Chris Cunningham
(*1970) is an English music video film director and video artist. He was born in Reading, Berkshire and grew up in Lakenheath, Suffolk.
In 1989, Cunningham worked at Spitting Image, building animatronic robot arms and sculpting caricatures for the TV series. In 1990 he worked on sculpture and animatronics for the film Alien 3.
After seeing Cunningham's work on the 1994 film version Judge Dredd, Stanley Kubrick head hunted Cunningham to design and supervise animatronic tests of the central robot child character in his version of the film A.I. Cunningham worked for over a year on the film A.I., before leaving to pursue a career as a director.
Earlier work in film included model making, prosthetic make-up and concept illustrations for Hardware and Dust Devil with director Richard Stanley, as well as Nightbreed. In 1990–1992 he contributed the occasional cover painting and strip for Judge Dredd Megazine, working under the pseudonym Chris Halls, the surname of his stepfather.

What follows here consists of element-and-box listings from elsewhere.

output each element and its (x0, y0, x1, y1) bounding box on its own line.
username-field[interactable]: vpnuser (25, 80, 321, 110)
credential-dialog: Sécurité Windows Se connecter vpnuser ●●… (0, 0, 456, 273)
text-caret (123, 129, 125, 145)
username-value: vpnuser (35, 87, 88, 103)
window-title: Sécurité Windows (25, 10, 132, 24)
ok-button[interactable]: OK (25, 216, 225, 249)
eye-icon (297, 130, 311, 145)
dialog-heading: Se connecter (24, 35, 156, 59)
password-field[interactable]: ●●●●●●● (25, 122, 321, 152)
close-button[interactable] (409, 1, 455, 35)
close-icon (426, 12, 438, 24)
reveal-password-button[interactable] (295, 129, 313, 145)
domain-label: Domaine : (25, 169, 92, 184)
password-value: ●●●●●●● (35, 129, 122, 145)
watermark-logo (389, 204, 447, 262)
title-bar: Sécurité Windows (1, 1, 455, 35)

Cunningham has had close ties to Warp Records since his first production for Autechre. Videos for Aphex Twin's Come to Daddy and Windowlicker are perhaps his best known. His video for Björk's All Is Full of Love won multiple awards, including an MTV music video award for "Breakthrough Video" and was nominated for a Grammy for "Best Short Form" Music Video. It was also the first ever music video to win a Gold Pencil at the D&AD Awards. It can still be seen at the Museum of Modern Art in New York. His video for Aphex Twin's Windowlicker was nominated for the "Best Video" award at the Brit Awards 2000. He also directed Madonna's Frozen video.
In 2005, Cunningham released the short film Rubber Johnny as a DVD accompanied by a book of photographs and drawings. Rubber Johnny, a six-minute experimental short film cut to a soundtrack by Aphex Twin, remixed by Cunningham was shot between 2001 and 2004. Shot on DV night-vision, it was made in Cunningham's own time as a home movie of sorts, and took three and half years of weekends to complete. The Telegraph called it "like a Looney Tunes short for a generation raised on video nasties and rave music".
The video collection The Work of Director Chris Cunningham was released in November 2004 as part of the Directors Label set. This DVD includes selected highlights from 1995–2000.